AN $8,000,000 AREA CONFISCATED.
Such a slight fraud was, for instance, the Vanderbilts' confiscation of an entire section of New York City. In 1887 they decided that they had urgent and particular need for railroad yard purposes of a sweep of streets from Sixtieth street to Seventy-second street along the Hudson River Railroad division. What if this property had been bought, laid out and graded by the city at considerable expense? The Vanderbilts resolved to have it and get it for nothing. Under special forms of law dictated by them they thereupon took it. The method was absurdly easy.
Ever compliant to their interests, and composed as usual of men retained by them or responsive to their influences, the Legislature of 1887 passed an act compelling the city authorities to close up the required area of streets. Then the city officials, fully as accommodating, turned the property over to the exclusive, and practically perpetual, use of the New York Central and Hudson River Railroad. With the profusest expressions of regard for the public interests, the railroad officials did not in the slightest demur at signing an agreement with the municipal authorities. In this paper they pledged themselves to cooperate with the city in conferring upon the Board of Street Openings the right to reopen any of the streets at any time. This agreement was but a decoy for immediate popular effect. No such reopening ordinance was ever passed; the streets remained closed to the public which, theoretically at least, was left with the title. In fact, the memorandum of the agreement strangely disappeared from the Corporation Counsel's office, and did not turn up until twenty years later, when it was accidentally and most mysteriously discovered in the Lenox Library. Whence came it to this curious repository? The query remains unanswered.

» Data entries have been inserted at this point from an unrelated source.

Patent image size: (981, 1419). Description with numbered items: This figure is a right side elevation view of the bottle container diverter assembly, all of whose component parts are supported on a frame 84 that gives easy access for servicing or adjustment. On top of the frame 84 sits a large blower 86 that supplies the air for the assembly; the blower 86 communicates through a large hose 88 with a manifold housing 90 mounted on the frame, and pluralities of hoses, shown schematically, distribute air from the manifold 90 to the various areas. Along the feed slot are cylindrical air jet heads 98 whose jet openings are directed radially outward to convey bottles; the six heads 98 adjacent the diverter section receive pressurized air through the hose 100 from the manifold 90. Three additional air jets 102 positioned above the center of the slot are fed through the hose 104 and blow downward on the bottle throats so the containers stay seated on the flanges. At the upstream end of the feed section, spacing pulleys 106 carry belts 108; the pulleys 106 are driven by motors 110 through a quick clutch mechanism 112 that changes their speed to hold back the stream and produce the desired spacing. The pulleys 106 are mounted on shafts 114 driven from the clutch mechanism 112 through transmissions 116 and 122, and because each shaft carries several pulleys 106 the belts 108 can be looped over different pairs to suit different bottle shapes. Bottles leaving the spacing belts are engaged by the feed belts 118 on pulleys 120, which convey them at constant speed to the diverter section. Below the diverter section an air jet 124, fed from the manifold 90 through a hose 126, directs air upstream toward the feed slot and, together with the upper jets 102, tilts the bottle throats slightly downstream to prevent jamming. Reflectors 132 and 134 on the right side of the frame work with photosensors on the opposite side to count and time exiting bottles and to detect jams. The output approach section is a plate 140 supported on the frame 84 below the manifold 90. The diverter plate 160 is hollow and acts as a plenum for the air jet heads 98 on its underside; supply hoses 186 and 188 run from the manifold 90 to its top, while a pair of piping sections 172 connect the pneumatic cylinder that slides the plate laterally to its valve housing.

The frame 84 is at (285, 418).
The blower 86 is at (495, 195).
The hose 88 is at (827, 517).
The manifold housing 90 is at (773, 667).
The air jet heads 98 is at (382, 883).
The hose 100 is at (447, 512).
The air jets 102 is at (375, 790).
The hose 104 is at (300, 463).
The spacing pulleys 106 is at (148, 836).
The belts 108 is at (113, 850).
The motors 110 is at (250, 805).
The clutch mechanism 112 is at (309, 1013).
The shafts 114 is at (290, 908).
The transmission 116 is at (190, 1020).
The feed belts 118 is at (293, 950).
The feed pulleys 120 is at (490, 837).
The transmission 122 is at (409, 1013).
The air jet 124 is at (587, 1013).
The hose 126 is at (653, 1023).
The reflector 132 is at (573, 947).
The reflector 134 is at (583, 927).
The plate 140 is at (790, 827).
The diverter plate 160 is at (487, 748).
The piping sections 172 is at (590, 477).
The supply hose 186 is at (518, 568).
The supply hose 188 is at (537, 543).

For seventeen and a half acres of this confiscated land, comprising about three hundred and fifty city lots, now valued at a round $8,000,000, the New York Central and Hudson River Railroad has not paid a cent in rental or taxes since the act of 1887 was passed. On the island of Manhattan alone 70,000 poor families are every year evicted for inability to pay rent—a continuous and horribly tragic event well worth comparing with the preposterous facility with which the great possessing classes everywhere either buy or defy law, and confiscate when it suits them. So cunningly drafted was the act of 1887 that while New York City was obliged to give the exclusive use of this large stretch of property to the company, yet the title to the property—the empty name—remained vested in the city. This being so, a corporation counsel complaisantly decided that the railroad company could not be taxed so long as the city owned the title. [Footnote: Minutes of the New York City Board of Estimate and Apportionment—Financial and Franchise Matters, 1907:1071-1085. "It will thus be seen," reported Harry P. Nichols, Engineer-in-Charge of the Franchise Bureau, "that the railroad is at present, and has been for twenty years, occupying more than three hundred city lots, or something less than twenty acres, without compensation to the city.">[
Another of what may be called—for purposes of distinction—the numerous small frauds at this time, was that foisting upon New York City the cost of replacing the New York Central's masonry viaduct approaches with a fine steel elevated system. This fraud cost the public treasury about $1,200,000, quite a sizable sum, it will be admitted, but one nevertheless of pitiful proportions in comparison with previous and later transactions of the Vanderbilt family.
We have seen how, in 1872, Commodore Vanderbilt put through the Legislature an act forcing New York City to pay $4,000,000 for improving the railroad's roadway on Park avenue. His grandsons now repeated his method. In 1892 the United States Government was engaged in dredging a ship canal through the Harlem River. The Secretary of War, having jurisdiction of all navigable waters, issued a mandate to the New York Central to raise its bridge to a given height, so as to permit the passing under of large vessels.
To comply with this order it was necessary to raise the track structure both north and south of the Harlem River. Had an ordinary citizen, upon receiving an order from the authorities to make improvements or alterations in his property, attempted to compel the city to pay all or any part of the cost, he would have been laughed at or summarily dealt with. The Vanderbilts were not ordinary property holders. Having the power to order legislatures to do their bidding, they now proceeded to imitate their grandfather, and compel the city to pay the greater portion of the cost of supplying them with a splendid steel elevated structure.